Department of Cardiovascular Surgery, Osaka University Graduate School of Medicine, 2-2 Yamadaoka, Suita, Osaka 565-0871, Japan.
Department of Cell Design for Tissue Construction, Faculty of Medicine, Osaka University Graduate School of Medicine, 2-2 Yamadaoka, Suita, Osaka 565-0871, Japan.
Int J Mol Sci. 2020 Nov 24;21(23):8893. doi: 10.3390/ijms21238893.

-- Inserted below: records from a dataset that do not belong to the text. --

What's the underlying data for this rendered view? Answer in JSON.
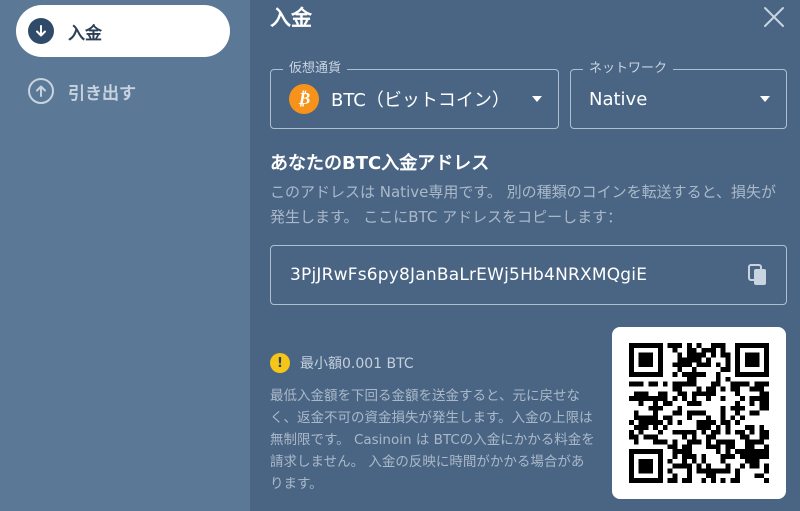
{
  "sidebar": {
    "items": [
      {
        "label": "入金",
        "icon": "arrow-down-circle-icon",
        "active": true
      },
      {
        "label": "引き出す",
        "icon": "arrow-up-circle-icon",
        "active": false
      }
    ]
  },
  "main": {
    "title": "入金",
    "currency": {
      "legend": "仮想通貨",
      "value": "BTC（ビットコイン）",
      "icon": "bitcoin-icon",
      "icon_glyph": "₿",
      "icon_color": "#f7931a"
    },
    "network": {
      "legend": "ネットワーク",
      "value": "Native"
    },
    "address_heading": "あなたのBTC入金アドレス",
    "address_description": "このアドレスは Native専用です。 別の種類のコインを転送すると、損失が発生します。 ここにBTC アドレスをコピーします：",
    "address": "3PjJRwFs6py8JanBaLrEWj5Hb4NRXMQgiE",
    "min_amount": "最小額0.001 BTC",
    "warning_glyph": "!",
    "notice": "最低入金額を下回る金額を送金すると、元に戻せなく、返金不可の資金損失が発生します。入金の上限は無制限です。 Casinoin は BTCの入金にかかる料金を請求しません。 入金の反映に時間がかかる場合があります。"
  },
  "colors": {
    "background": "#4a6584",
    "sidebar": "#5b7896",
    "accent_bitcoin": "#f7931a",
    "warning": "#f5c518"
  }
}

Relevant, predictive normal, or disease model systems are of vital importance for drug development. The difference between nonhuman models and humans could contribute to clinical trial failures despite ideal nonhuman results. As a potential substitute for animal models, human induced pluripotent stem cell (hiPSC)-derived cardiomyocytes (CMs) provide a powerful tool for drug toxicity screening, modeling cardiovascular diseases, and drug discovery. Here, we review recent hiPSC-CM disease models and discuss the features of hiPSC-CMs, including subtype and maturation and the tissue engineering technologies for drug assessment. Updates from the international multisite collaborators/administrations for development of novel drug discovery paradigms are also summarized.
相关的、有预测价值的正常或疾病模型系统对于药物开发至关重要。尽管非人类模型的结果理想,但与人类之间的差异可能导致临床试验失败。人诱导多能干细胞(hiPSC)衍生的心肌细胞(CMs)作为动物模型的潜在替代品,为药物毒性筛选、心血管疾病建模和药物发现提供了有力工具。在这里,我们回顾了最近的 hiPSC-CM 疾病模型,并讨论了 hiPSC-CMs 的特征,包括亚型和成熟度,以及用于药物评估的组织工程技术。还总结了国际多站点合作者/管理机构在开发新型药物发现范例方面的最新进展。